O requerimento foi fundamentado na alegação de que Bolsonaro teria infringido medidas cautelares que foram estipuladas pela Justiça, as quais incluem a proibição de acesso a plataformas de redes sociais. Essa infração, segundo Lindbergh, foi evidenciada por uma declaração do ex-deputado Eduardo Bolsonaro, filho do ex-presidente. Eduardo afirmou que havia gravado um vídeo durante sua participação na CPAC, uma conferência política, com a intenção de compartilhar o conteúdo com seu pai. O desdobramento das revelações gerou uma nova onda de discussões e polêmicas, obrigando o ministro Moraes a intervir.
Em função das declarações de Eduardo, o Supremo Tribunal Federal exigiu que a defesa de Jair Bolsonaro apresente justificativas no prazo de 24 horas.
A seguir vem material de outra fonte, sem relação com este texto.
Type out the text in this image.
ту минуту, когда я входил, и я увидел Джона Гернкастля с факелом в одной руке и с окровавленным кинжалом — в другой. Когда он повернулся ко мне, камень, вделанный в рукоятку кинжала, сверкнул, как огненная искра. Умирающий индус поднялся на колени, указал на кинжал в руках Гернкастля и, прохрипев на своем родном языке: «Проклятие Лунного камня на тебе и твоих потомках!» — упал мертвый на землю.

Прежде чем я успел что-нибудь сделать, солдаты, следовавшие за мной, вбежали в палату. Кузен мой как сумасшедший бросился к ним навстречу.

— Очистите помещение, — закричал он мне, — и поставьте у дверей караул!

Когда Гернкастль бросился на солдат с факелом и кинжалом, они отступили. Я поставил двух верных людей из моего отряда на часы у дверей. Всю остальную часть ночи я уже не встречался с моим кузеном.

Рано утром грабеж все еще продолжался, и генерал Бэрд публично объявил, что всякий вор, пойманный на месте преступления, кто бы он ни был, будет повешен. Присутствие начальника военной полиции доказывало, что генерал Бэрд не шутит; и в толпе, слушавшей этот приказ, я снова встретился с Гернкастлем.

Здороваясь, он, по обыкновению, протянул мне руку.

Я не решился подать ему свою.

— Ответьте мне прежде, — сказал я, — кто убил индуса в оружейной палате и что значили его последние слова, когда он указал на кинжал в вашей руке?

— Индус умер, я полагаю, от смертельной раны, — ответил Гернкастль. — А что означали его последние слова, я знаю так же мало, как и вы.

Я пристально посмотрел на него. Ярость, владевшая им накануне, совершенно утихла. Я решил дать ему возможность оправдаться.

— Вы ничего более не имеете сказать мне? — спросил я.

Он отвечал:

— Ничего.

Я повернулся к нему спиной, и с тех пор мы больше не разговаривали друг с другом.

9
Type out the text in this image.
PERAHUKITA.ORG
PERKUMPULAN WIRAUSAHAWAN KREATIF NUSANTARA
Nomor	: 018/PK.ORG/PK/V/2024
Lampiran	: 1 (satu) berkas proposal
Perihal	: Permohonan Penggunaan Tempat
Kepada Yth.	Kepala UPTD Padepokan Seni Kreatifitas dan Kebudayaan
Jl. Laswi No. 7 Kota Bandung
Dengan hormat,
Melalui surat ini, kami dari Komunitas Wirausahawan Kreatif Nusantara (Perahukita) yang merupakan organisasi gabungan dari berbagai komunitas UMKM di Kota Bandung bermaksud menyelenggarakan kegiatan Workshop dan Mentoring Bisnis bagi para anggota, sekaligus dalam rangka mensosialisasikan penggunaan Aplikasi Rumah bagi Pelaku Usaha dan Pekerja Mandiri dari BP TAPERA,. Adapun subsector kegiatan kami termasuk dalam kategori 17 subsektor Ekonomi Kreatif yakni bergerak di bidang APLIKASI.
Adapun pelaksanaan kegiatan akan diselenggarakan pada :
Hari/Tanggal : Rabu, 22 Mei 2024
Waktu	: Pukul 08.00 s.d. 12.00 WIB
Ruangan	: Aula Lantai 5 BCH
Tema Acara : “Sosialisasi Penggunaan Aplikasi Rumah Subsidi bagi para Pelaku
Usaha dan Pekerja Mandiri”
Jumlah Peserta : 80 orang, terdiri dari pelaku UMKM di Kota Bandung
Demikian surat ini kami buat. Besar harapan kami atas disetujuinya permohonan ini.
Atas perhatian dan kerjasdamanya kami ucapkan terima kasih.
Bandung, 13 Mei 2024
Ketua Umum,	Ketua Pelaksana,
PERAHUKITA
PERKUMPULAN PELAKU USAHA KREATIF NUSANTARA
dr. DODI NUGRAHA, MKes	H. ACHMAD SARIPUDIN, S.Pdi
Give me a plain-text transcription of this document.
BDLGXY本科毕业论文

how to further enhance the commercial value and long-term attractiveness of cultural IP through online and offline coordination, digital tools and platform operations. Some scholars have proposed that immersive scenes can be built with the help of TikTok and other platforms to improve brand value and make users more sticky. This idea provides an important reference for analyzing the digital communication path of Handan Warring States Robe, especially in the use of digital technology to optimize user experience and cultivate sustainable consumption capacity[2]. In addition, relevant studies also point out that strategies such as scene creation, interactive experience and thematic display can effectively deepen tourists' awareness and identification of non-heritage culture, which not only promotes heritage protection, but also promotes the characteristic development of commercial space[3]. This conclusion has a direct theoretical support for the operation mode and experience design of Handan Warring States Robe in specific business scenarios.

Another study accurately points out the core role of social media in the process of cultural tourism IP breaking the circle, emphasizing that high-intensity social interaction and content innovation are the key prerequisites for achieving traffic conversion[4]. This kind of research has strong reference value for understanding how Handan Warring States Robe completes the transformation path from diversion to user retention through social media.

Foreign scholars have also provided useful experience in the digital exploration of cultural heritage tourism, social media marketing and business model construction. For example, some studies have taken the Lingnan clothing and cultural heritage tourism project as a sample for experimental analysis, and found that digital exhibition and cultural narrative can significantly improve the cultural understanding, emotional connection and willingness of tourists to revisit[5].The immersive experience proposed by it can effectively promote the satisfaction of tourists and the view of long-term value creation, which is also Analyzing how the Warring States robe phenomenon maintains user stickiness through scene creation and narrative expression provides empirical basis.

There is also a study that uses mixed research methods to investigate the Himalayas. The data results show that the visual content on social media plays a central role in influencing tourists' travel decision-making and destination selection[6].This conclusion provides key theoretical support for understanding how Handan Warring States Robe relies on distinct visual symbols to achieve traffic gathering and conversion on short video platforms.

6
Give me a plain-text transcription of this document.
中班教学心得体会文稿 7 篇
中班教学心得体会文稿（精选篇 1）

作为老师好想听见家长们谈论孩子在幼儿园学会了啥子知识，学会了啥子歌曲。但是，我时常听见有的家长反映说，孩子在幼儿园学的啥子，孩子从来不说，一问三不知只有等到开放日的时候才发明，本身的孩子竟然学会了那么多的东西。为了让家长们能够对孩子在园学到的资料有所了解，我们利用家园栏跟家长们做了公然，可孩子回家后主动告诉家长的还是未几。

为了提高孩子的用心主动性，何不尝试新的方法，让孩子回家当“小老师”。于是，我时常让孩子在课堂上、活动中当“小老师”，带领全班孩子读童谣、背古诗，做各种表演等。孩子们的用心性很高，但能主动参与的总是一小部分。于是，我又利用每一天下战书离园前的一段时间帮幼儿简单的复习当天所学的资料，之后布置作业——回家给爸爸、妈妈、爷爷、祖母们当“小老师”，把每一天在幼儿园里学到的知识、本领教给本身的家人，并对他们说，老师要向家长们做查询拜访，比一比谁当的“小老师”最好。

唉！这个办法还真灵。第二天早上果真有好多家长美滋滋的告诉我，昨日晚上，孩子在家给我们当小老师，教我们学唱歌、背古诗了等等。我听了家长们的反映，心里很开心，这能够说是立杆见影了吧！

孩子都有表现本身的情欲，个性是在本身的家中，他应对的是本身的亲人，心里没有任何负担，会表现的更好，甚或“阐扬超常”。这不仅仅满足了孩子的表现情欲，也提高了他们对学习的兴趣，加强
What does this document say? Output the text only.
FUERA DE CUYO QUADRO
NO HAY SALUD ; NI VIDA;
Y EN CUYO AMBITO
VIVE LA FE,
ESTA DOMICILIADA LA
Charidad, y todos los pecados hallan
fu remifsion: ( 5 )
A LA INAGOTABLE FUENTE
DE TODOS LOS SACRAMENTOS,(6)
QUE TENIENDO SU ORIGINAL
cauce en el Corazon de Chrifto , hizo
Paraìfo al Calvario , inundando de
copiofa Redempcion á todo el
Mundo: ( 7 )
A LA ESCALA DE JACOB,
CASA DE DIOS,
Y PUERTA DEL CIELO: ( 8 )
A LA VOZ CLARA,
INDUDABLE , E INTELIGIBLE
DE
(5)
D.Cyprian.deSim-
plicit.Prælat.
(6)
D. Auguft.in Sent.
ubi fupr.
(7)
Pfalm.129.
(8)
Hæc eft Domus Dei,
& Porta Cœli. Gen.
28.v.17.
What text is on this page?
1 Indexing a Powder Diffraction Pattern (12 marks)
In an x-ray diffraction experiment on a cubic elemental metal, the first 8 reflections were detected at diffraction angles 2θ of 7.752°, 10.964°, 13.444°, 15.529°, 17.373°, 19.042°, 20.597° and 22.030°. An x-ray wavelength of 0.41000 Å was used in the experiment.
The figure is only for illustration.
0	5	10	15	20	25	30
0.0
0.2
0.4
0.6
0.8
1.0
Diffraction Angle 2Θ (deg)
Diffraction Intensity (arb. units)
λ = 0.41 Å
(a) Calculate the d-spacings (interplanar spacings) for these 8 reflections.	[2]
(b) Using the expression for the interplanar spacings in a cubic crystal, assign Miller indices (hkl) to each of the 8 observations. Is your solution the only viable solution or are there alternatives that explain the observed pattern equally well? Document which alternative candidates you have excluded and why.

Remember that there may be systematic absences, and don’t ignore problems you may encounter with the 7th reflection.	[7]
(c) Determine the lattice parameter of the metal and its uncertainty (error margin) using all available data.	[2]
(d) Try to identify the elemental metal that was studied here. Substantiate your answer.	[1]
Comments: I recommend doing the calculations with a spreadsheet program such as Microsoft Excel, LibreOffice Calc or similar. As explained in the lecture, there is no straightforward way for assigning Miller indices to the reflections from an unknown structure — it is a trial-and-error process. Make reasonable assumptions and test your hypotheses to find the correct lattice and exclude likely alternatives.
Essa pressão jurídica adiciona mais uma camada de complexidade à já confusa situação do ex-presidente, que, sob vigilância atenta e restrições severas, continua a ser uma figura polarizadora no cenário político brasileiro.
Por outro lado, a ex-primeira-dama, Michelle Bolsonaro, também se manifestou sobre o incidente, afirmando que não havia recebido o conteúdo mencionado por Eduardo, injetando ainda mais incerteza nas circunstâncias que cercam as alegações de violação das restrições impostas. A situação se desenrola em um ambiente de incertezas e expectativas, onde as reações e as decisões judiciais podem ter implicações significativas sobre o futuro político de Jair Bolsonaro e suas relações com seus aliados e adversários.
Com o palco montado e os atores principais em cena, a questão permanece delicada e repleta de desdobramentos. O desenlace desse episódio certamente continuará a gerar intensos debates no Brasil, destacando as tensões que permeiam a política nacional.